TURBIDITY

Turbidity is an optical measure of water clarity, which refers to the amount of light that is scattered by particles suspended in the water column. Scattered particles can be a range of materials such as sands, silts, algae, phytoplankton, sewage solids etc. The more scattering that takes place, the higher the turbidity of the water.

Turbidity is commonly measured in Nephelometric Turbidity Units (NTUs) of Formazin Nephelometric Units (FNUs); the different units are attached to two different methods of measuring turbidity and should not be used interchangeably, although they often are.

Turbidity is another common and valuable water quality parameter. Suspended particulate matter in water can negatively impact aquatic systems in many ways.

There are many different possible sources for turbidity – most lotic systems will experience fluctuations in their turbidity as a result of external influences such as run-off from storms, erosion by wind and water. Human activities can have large scale influences on turbidity with actions such as dredging and sewer discharges. Animals can also influence turbidity though erosion or defecation.

Turbidity has wide-ranging importance as it can affect the oxygen balance in a water source with particles displacing oxygen and causing a reduction . Particles can also influence water temperature, by absorbing solar radiation causing localised increases in temperature.

Increases in turbidity due to it’s impact on oxygen levels. Turbidity can cause local temperature increases through particles absorbing solar radiation, and warmer water holds less oxygen. The particles themselves also have the capacity to displace oxygen.

Another concern with increasing turbidity is the blocking effect it has on solar radiation reaching aquatic plants and primary producers. A reduction in sunlight can slow, and even completely halt, photosynthesis which can then have wide ranging implications throughout the food chain.

Loss of photosynthesis is not the only concern regarding aquatic animals. Increased particular matter in the water column can change fish behaviour and prevent spawning and migration. It is well documented that a sudden increase in turbidity can cause an entire spawning ground to fail.

– Turbidity and TSS are interlinked but very different parameters.

– Turbidity is a measure of water clarity which is determined by the amount of light that is able to pass through the water in question whereas TSS is a measurement that looks to quantify the concentration of the particles suspended in the water. TSS uses mg/L units and, like turbidity, is influenced by the size and shape of suspended particles in the water. By cross correlating turbidity readings with samples of suspended matter, a TSS reading can be outputted using a correlation coefficient-based algorithm.

– TDS are compounds that have been dissolved within the water column, for example minerals such as magnesium, chlorides and sulphates. TDS can affect the water clarity but it is not a measure of water clarity as, like TSS, it relates to quantifying particles within the water.

– There are many methods which have been developed for turbidity measurement. From the somewhat “old school” Secchi disk to more technologically advanced nephelometers and spectrophotometers.
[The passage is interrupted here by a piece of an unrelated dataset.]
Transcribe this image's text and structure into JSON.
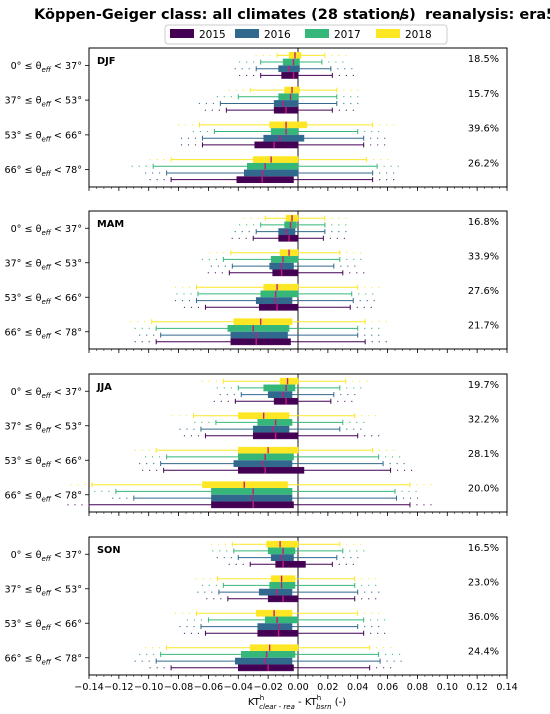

– Proteus uses an optical turbidity sensor that captures scattered light based on a Formazin Nephelometric method. A measurement of the amount of light scattered by suspended particulate matter at 90 degrees to a beam of infrared light.

– Proteus is also capable of measuring TSS simultaneously, using the custom parameter function, which will calculate TSS in real-time. This requires some additional sampling at the site of interest.